Insbesondere kann daraus eine Bewegungsrichtung des Mobilfunkendgerätes ermittelt
und berücksichtigt
werden. Hierdurch ist eine weitere Optimierung der Lokalisierungsgebiete
möglich.
So lässt
sich aus den gesammelten Daten auch eine Wahrscheinlichkeit für den Zellwechsel
in Abhängigkeit
von der aktuell genutzten Zelle und der davor genutzten Zelle oder
den davor genutzten Zellen ermitteln, um damit einer Bewegungsrichtung
Rechnung zu tragen. Beispielsweise wird auf einer Autobahn die TrackingArea
Sinnvollerweise in Richtung der Bewegung berechnet und festgelegt,
wohingegen Zellen in der anderen Fahrtrichtung nicht Bestandteil
der TrackingArea, d. h. des Lokalisierungsgebietes sein sollten.

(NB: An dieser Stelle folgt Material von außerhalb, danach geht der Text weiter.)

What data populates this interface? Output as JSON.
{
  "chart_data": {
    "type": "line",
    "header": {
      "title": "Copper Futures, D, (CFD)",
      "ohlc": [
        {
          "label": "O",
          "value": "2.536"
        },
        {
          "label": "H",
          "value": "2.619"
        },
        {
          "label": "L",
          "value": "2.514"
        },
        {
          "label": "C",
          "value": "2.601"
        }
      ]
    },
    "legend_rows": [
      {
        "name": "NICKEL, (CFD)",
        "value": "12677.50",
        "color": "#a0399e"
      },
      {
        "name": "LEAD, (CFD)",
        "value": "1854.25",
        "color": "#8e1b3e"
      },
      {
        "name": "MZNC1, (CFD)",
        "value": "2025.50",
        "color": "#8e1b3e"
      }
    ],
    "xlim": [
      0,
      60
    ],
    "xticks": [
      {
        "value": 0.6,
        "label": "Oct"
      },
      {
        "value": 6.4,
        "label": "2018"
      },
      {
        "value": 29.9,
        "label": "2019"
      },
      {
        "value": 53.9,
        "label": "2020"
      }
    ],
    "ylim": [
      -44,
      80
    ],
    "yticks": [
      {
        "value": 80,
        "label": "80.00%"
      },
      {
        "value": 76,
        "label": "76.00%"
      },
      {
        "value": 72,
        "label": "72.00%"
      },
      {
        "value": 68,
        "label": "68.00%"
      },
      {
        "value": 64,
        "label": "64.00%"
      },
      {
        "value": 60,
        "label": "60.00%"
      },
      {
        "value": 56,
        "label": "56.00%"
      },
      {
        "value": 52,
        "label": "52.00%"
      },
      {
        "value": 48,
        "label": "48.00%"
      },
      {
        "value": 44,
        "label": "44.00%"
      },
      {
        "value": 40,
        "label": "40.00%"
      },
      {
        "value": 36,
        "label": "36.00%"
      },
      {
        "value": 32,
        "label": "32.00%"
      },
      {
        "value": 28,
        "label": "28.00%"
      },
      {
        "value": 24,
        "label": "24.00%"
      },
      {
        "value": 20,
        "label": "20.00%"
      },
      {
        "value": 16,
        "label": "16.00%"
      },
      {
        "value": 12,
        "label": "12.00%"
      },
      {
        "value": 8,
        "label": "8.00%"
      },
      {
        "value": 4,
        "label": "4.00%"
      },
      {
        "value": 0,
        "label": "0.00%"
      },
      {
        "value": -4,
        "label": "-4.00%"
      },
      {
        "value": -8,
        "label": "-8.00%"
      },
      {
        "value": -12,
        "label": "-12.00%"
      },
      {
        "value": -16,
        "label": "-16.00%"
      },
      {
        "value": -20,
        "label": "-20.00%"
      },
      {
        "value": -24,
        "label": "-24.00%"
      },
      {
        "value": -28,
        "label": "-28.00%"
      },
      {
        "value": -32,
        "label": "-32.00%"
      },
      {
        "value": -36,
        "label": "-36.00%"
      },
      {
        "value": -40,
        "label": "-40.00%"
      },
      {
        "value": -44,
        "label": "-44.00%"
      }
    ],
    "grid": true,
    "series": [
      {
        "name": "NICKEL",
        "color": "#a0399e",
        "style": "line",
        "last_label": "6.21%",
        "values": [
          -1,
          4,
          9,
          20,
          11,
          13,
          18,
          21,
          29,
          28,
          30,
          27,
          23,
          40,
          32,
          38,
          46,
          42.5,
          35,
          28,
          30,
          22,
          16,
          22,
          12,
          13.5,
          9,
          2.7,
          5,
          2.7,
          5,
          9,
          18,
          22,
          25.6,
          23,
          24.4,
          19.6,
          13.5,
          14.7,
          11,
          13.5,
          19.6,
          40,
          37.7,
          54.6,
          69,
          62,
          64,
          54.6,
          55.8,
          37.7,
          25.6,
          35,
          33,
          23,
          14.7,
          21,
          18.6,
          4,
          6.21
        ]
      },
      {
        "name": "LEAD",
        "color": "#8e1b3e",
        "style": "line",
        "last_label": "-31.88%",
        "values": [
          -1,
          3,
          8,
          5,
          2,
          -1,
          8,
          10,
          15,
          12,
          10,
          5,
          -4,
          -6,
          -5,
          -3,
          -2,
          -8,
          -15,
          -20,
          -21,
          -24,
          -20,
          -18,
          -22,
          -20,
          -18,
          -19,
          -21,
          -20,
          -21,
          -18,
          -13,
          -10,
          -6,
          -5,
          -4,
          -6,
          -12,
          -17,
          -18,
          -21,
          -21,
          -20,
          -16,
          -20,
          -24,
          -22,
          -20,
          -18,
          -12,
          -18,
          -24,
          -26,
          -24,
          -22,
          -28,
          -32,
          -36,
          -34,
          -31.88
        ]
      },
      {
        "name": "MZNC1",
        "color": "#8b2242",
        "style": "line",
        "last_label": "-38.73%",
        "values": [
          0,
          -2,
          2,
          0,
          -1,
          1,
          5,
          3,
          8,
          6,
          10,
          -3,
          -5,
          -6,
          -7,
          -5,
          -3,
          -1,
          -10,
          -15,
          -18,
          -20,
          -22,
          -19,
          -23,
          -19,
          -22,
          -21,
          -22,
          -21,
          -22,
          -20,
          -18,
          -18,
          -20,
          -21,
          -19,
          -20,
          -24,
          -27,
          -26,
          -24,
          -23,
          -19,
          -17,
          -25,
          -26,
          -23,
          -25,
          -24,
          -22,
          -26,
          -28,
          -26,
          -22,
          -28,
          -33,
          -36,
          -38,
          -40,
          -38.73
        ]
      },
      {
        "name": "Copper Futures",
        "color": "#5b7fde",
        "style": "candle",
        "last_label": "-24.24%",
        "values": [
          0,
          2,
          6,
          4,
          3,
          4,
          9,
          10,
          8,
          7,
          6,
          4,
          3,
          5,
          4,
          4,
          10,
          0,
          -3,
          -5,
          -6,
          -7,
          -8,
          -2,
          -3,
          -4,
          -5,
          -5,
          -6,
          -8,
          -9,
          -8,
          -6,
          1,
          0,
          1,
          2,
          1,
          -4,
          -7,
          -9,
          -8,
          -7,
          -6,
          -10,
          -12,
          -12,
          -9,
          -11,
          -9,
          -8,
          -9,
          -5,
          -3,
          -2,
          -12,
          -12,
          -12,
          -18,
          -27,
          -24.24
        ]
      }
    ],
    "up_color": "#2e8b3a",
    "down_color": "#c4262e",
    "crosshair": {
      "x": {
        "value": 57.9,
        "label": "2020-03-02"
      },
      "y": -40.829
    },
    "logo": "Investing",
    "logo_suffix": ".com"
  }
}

Hierdurch ist eine weitere Optimierung der Signalisierungslast möglich, da
solche Zellen, in die sich das Mobilfunkendgerät gar nicht Sinnvollerweise
hineinbewegen kann, nicht bei einem Paging zum Aufbau eines Mobilfunkgespräches berücksichtigt
werden müssen.
Hierdurch kann eine unnötige
Signalisierung innerhalb des Mobilfunknetzes vermieden werden.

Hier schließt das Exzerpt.